Comesa region lags behind in robotics, artificial intelligence
Friday, June 22, 2018
Students during a three-week training workshop dubbed u2018Robotics Camp Rwanda 2018u2019, organised by Bank of Kigali TecHouse in Kigali in January. COMESA countries have been urged to do more to leverage ICT. Sam Ngendahimana.

Countries in the Common Market for Eastern and Southern Africa (COMESA) are lagging behind with respect to robotics, artificial intelligence and technology infrastructure and skills acquisition.

Jean-Baptiste Mutabazi, the regional bloc’s Director of Infrastructure, noted this during the COMESA Connect Industry Dialogue in Kigali themed "Smart Technologies for Sustainable Businesses.”

Held in Kigali, the meeting was organised by the COMESA Business Council and Rwanda’s Private Sector Federation of Rwanda (PSF).

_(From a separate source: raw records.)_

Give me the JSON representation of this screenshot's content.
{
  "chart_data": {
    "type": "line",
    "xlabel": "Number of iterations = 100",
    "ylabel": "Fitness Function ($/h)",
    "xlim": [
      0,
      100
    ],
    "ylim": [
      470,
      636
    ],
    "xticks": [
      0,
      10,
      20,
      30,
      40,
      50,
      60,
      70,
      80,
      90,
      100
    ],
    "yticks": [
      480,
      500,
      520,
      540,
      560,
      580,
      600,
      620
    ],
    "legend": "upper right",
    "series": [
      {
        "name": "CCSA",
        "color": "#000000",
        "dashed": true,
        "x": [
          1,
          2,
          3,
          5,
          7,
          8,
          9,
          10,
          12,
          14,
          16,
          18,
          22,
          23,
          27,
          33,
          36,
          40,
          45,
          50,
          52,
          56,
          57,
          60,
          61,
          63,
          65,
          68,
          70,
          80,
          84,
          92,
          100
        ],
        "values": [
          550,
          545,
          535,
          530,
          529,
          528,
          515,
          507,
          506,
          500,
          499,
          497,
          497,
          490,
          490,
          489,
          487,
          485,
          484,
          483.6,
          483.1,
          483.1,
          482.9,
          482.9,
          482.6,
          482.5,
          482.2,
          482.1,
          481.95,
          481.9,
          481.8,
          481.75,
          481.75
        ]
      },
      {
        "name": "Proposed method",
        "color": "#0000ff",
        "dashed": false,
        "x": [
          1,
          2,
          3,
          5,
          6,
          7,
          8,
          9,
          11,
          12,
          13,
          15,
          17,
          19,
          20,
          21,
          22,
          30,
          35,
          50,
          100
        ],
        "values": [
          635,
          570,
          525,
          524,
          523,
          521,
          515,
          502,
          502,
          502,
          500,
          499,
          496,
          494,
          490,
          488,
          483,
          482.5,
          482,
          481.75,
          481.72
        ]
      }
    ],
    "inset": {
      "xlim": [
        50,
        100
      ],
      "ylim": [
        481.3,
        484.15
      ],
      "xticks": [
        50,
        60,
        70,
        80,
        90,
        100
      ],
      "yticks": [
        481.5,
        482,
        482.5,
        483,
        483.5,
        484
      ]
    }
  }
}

While Egypt, Seychelles, Kenya and Mauritius lead in terms of internet penetration and mobile density and in trade in ICT services, Mutabazi said, the rest of the region largely lags behind in a number of ways, particularly with respect to robotics, artificial intelligence and technology infrastructure and skills acquisition.

COMESA member states are; Burundi, the Comoros, the Democratic Republic of Congo, Djibouti, Egypt, Eritrea, Ethiopia, Kenya, Libya, Madagascar, Malawi, Mauritius, Rwanda, Sudan, Swaziland, Seychelles, Uganda, Zambia and Zimbabwe.

Mutabazi said: "It is important that technology is tailored to the African situation, for it to be relevant. The COMESA economies are failing to exploit the potential of information and communications technologies (ICTs) to drive social and economic transformation in comparison to the developed countries”.

"The Agenda before us is very timely and urgent, as we cannot continue to exist in the second technology revolution when the whole world has gone ahead of us.”

Mutabazi said that is imperative that public and private sector adopt a more aggressive mentality to address the use and workings of those technologies as countries move towards economies and societies based on information and knowledge, digital technologies and the fourth Industrialization.

The COMESA region carries a large market of the African continent, with a population of more than 503 million consumers and total trade of $236 billion in 2016. Intra COMESA trade represents 7% of the total trade.

According to the Chairperson of the Private Sector Federation, Robert Bafakurera, the government of Rwanda introduced the SMART Rwanda strategy 2015-2020 which underpins government transformation agenda using ICTs to ensure SMART Agriculture, Finance, Business and Industry, Health, Education, Government, and Cities.

Kigali is often cited as city with the most affordable internet access in the region, he said, noting that this is just a minute illustration of how the Government has prioritized the need of technology solutions that can improve our economy and enhance our service delivery.

"I can with confidence assure you that Rwanda is at the centre stage of adopting smart technologies in e-government and in private sector development.

Nevertheless, Bafakurera also admitted that "our continent remains lagging in terms of technology; ICT trade, infrastructure, innovation and the creation of knowledge based economies and societies.”

"It is important that as a region we bridge the digital divide and harness technologies for the advancement of our economies and regional integration.”

Chairperson of the COMESA Business Council, Dr. Amany Asfour, said that various leading reports have highlighted that technology can help catapult Africa into the future at par with the leading global players.

She said there has been a rise in tech-driven solution to address some of the continent’s challenges; "where we have seen the rise of tech-startups and entrepreneurs who have begun transforming the way we do business and operate.”

She said: "For businesses ICTs boost productivity and reduces transaction and information costs. They allow new models of collaboration that increase workers’ efficiency and flexibility along the supply chain. ICTs foster entrepreneurship and create new business models and can provide alternative sources of financing.”

On the government side, she noted, it is about e-government services that promote efficiency and providing a good regulatory business environment and the requisite infrastructure which are also a fundamental requirement to promote the infusion of technology to our industries and society.

The competitiveness of "our industries” and economies, she said, will largely be tied to technology, as ICTs are a key enabler to productivity and trade.